Paramount (Hal B. Wallis)

UK/USA 🇬🇧 🇺🇸 1964

148 mins


W: Edward Anhalt [based on the play "Becket or The Honour Of God" by Jean Anouilh 

DP: Geoffrey Unsworth

Ed: Anne V. Coates

Mus: Laurence Rosenthal

PD: John Bryan & Maurice Carter

Cos: Margaret Furse

Richard Burton (Thomas Becket), Peter O'Toole (King Henry II), John Gielgud (King Louis VII), Paolo Stoppa (Pope Alexander III), Donald Wolfit (Gilbert Foliot), Martita Hunt (Empress Matilda), Pamela Brown (Eleanor of Aquitaine)

A biopic of 12th Century figure Thomas Becket, focusing on his (almost homoerotic) friendship with King Henry II until his death and martyrdom.

The film begins with the two men as inseparable friends, as the King whores his way through life, treating the peasants as he wishes and generally doing whatever he wants as Becket stands by as his Lord Chancellor and trusted aide. As a token of jest, the King encourages Thomas Becket to be the next Archbishop of Canterbury, assuming he can have control of both the country and the church, but their friendship deteriorates when Becket takes the position seriously and won't allow himself to be corrupted by his king, leading to his subsequent death and sainthood.

Though the plot would be better suited for the stage, the acting performances on display in this film make for a fine watch, especially the two leads who were both rewarded with Oscar nominations for their work. Peter O'Toole did such a fine job as King Henry II, he would go on to play the same character just four years later in The Lion In Winter.

One minor drawback is how dated the production design and sets look, not once convincing that the film is taking place in the 1100's England, although this is quite forgivable considering the film's age.

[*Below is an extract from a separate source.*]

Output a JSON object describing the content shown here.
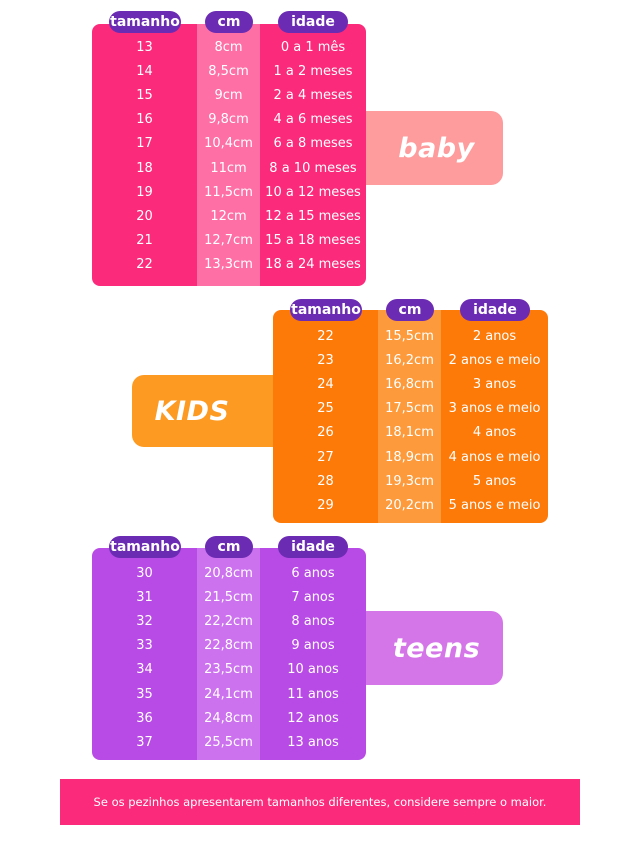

Peter O'Toole & Richard Burton in Becket
Peter O'Toole & Richard Burton in Becket
Did You Know:
The play, and this movie, are riddled with factual inaccuracies. Jean Anouilh had based his original play on an 1890 history that presumed Becket was a Saxon. Anouilh only learned the truth after he'd completed the play. He decided to leave it as is, because he said it made for a better story with Becket as a Saxon.